The lady who answered the door with a baby in her arms and three other young children crowded around her couldn’t contain her emotion as she was handed the crates of food and black sacks full of toys and clothes.
As she wiped away the tears which were running down her cheeks, she said: “I don’t know how I would have managed without this help.”
On her own and with little family support, she had been facing a very bleak festive period until the kindness of the people and businesses of Kirkcaldy stepped in to help by donating to the Cottage Family Centre’s seventh annual Christmas appeal.
“I could never have afforded to even buy them food like this, never mind all the presents too. People are just so kind and I want to thank everyone who has given anything to help us,” she added.
It wasn’t just her four little children who were given a helping hand by the Cottage to see them through, but hundreds of other just as vulnerable children in and around Kirkcaldy.
Those like the Templehall family where the father had been made redundant just a few months before Christmas, or the family where both parents were on zero hours contracts and struggling to pay the bills, or where one parent had become seriously ill – the list is endless.
Around the town 950 families enjoyed a joyful Christmas thanks to the generosity of Fifers who showed the true meaning of the season.

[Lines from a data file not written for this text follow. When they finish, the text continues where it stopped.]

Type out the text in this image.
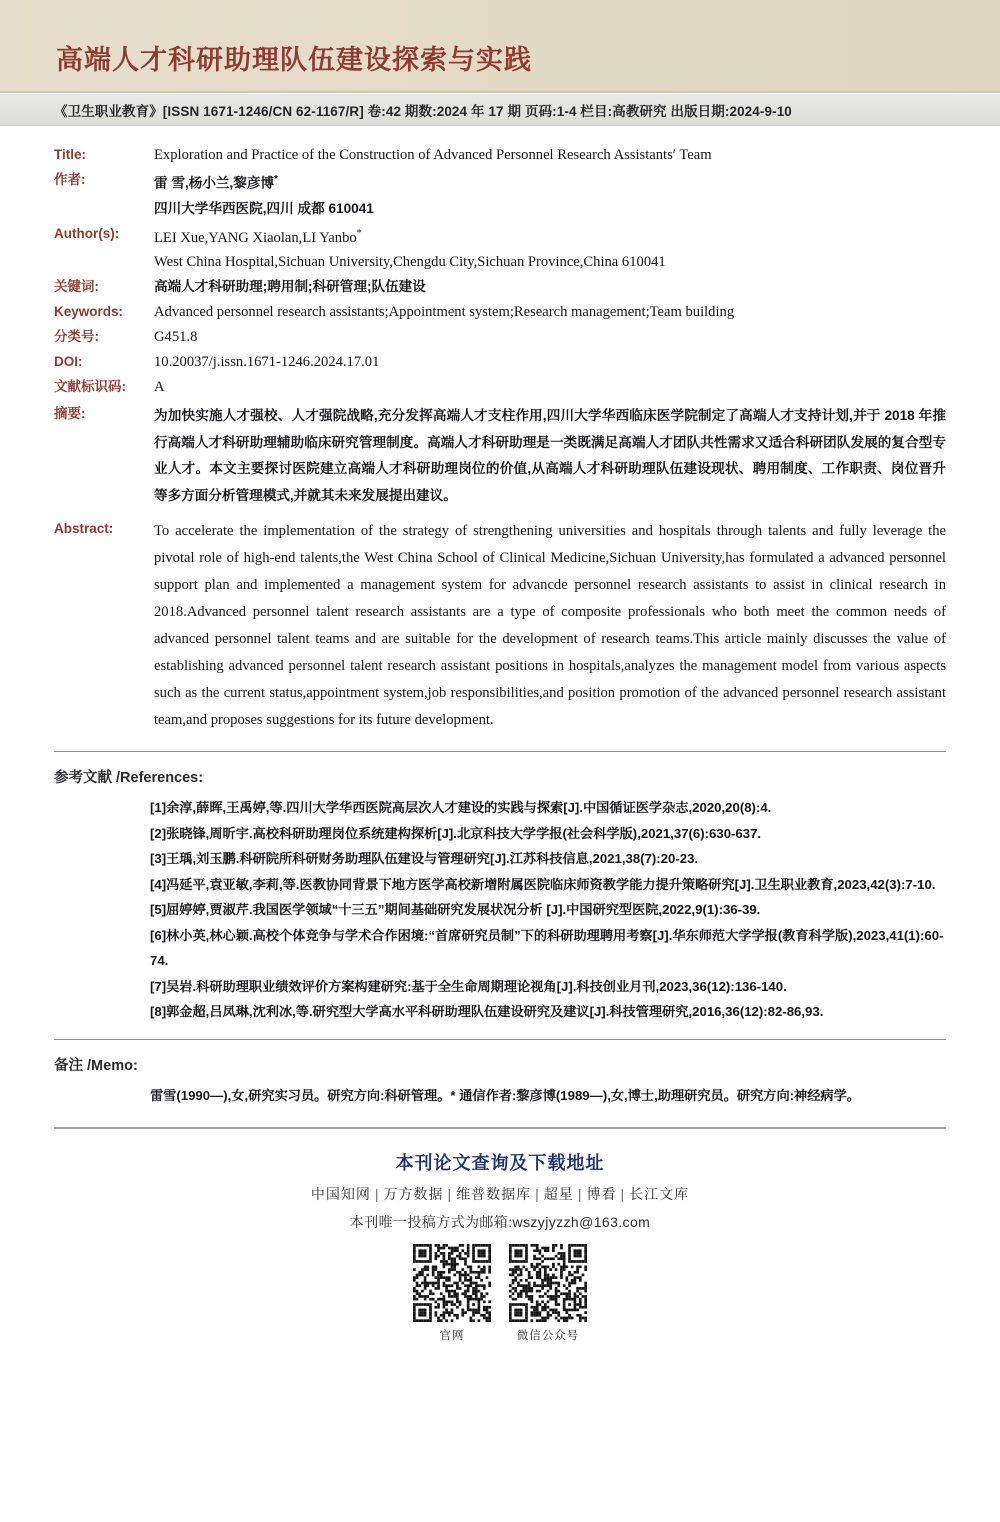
高端人才科研助理队伍建设探索与实践
《卫生职业教育》[ISSN 1671-1246/CN 62-1167/R] 卷:42 期数:2024 年 17 期 页码:1-4 栏目:高教研究 出版日期:2024-9-10
Title:	Exploration and Practice of the Construction of Advanced Personnel Research Assistants′ Team
作者:	雷 雪,杨小兰,黎彦博*
	四川大学华西医院,四川 成都 610041
Author(s):	LEI Xue,YANG Xiaolan,LI Yanbo*
	West China Hospital,Sichuan University,Chengdu City,Sichuan Province,China 610041
关键词:	高端人才科研助理;聘用制;科研管理;队伍建设
Keywords:	Advanced personnel research assistants;Appointment system;Research management;Team building
分类号:	G451.8
DOI:	10.20037/j.issn.1671-1246.2024.17.01
文献标识码:	A
摘要:	为加快实施人才强校、人才强院战略,充分发挥高端人才支柱作用,四川大学华西临床医学院制定了高端人才支持计划,并于 2018 年推行高端人才科研助理辅助临床研究管理制度。高端人才科研助理是一类既满足高端人才团队共性需求又适合科研团队发展的复合型专业人才。本文主要探讨医院建立高端人才科研助理岗位的价值,从高端人才科研助理队伍建设现状、聘用制度、工作职责、岗位晋升等多方面分析管理模式,并就其未来发展提出建议。
Abstract:	To accelerate the implementation of the strategy of strengthening universities and hospitals through talents and fully leverage the pivotal role of high-end talents,the West China School of Clinical Medicine,Sichuan University,has formulated a advanced personnel support plan and implemented a management system for advancde personnel research assistants to assist in clinical research in 2018.Advanced personnel talent research assistants are a type of composite professionals who both meet the common needs of advanced personnel talent teams and are suitable for the development of research teams.This article mainly discusses the value of establishing advanced personnel talent research assistant positions in hospitals,analyzes the management model from various aspects such as the current status,appointment system,job responsibilities,and position promotion of the advanced personnel research assistant team,and proposes suggestions for its future development.
参考文献 /References:
[1]余淳,薛晖,王禹婷,等.四川大学华西医院高层次人才建设的实践与探索[J].中国循证医学杂志,2020,20(8):4.
[2]张晓锋,周昕宇.高校科研助理岗位系统建构探析[J].北京科技大学学报(社会科学版),2021,37(6):630-637.
[3]王瑀,刘玉鹏.科研院所科研财务助理队伍建设与管理研究[J].江苏科技信息,2021,38(7):20-23.
[4]冯延平,袁亚敏,李莉,等.医教协同背景下地方医学高校新增附属医院临床师资教学能力提升策略研究[J].卫生职业教育,2023,42(3):7-10.
[5]屈婷婷,贾淑芹.我国医学领域“十三五”期间基础研究发展状况分析 [J].中国研究型医院,2022,9(1):36-39.
[6]林小英,林心颖.高校个体竞争与学术合作困境:“首席研究员制”下的科研助理聘用考察[J].华东师范大学学报(教育科学版),2023,41(1):60-74.
[7]吴岩.科研助理职业绩效评价方案构建研究:基于全生命周期理论视角[J].科技创业月刊,2023,36(12):136-140.
[8]郭金超,吕凤琳,沈利冰,等.研究型大学高水平科研助理队伍建设研究及建议[J].科技管理研究,2016,36(12):82-86,93.
备注 /Memo:
雷雪(1990—),女,研究实习员。研究方向:科研管理。* 通信作者:黎彦博(1989—),女,博士,助理研究员。研究方向:神经病学。
本刊论文查询及下载地址
中国知网 | 万方数据 | 维普数据库 | 超星 | 博看 | 长江文库
本刊唯一投稿方式为邮箱:wszyjyzzh@163.com
官网	微信公众号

The kindness of complete strangers helped families to enjoy a hot cooked Christmas dinner in a warm house with presents for their children to open.
It ensured they had new pyjamas to wear to bed – and in some cases even ensured they had a proper bed to sleep in, and that they had a warm winter coat to wear in the freezing cold weather.
And like them, the many families who the food, toys and clothes were delivered to last Friday, want to express their heartfelt thanks to every person who took the time to hand in everything from tins of beans or £5 to hundreds of selection boxes and carefully chosen gifts for children whose parents are going through very difficult circumstances and needed a helping hand.
As one person summed up: “These are people who don’t know me or my children, or anything about what we are going through, but they helped us anyway and they showed us that people do still care about others.”
And isn’t that the true meaning of Christmas?
Delivery D-Day runs like clockwork
Having spent the last few months writing about the generosity of the many Fife businesses, shops, groups and individuals, as well as the staff and volunteers who helped make the appeal such a success, I was keen to see the huge operation in action.
And huge it was, with two massive industrial units at Hayfield filled to bursting with crates of food and black sacks of presents carefully numbered to ensure they all reached their final destination together.
Dozens of volunteers helped load them onto a huge fleet of vans, again provided free by generous local companies such as CMS and Briggs Marine as well as Fife Council, in a military style operation.
And although there were a few minor blips such as one sack of toys not being loaded with the rest, they were soon put right.
Deliveries were still arriving on the day and being sorted into the correct age groups, while the last minute perishable foods were added to the crates.
Going out to deliver them with a member of the Criminal Justice social work team proved a real eye opener, and even some of the social workers who are used to dealing with vulnerable families every day were shocked by the level of poverty some children are still living in.
The question I kept hearing time and time again was: “How can this still be happening in 2017?”
And, with ever increasing numbers needing help every year that the appeal has been running, where will it all end?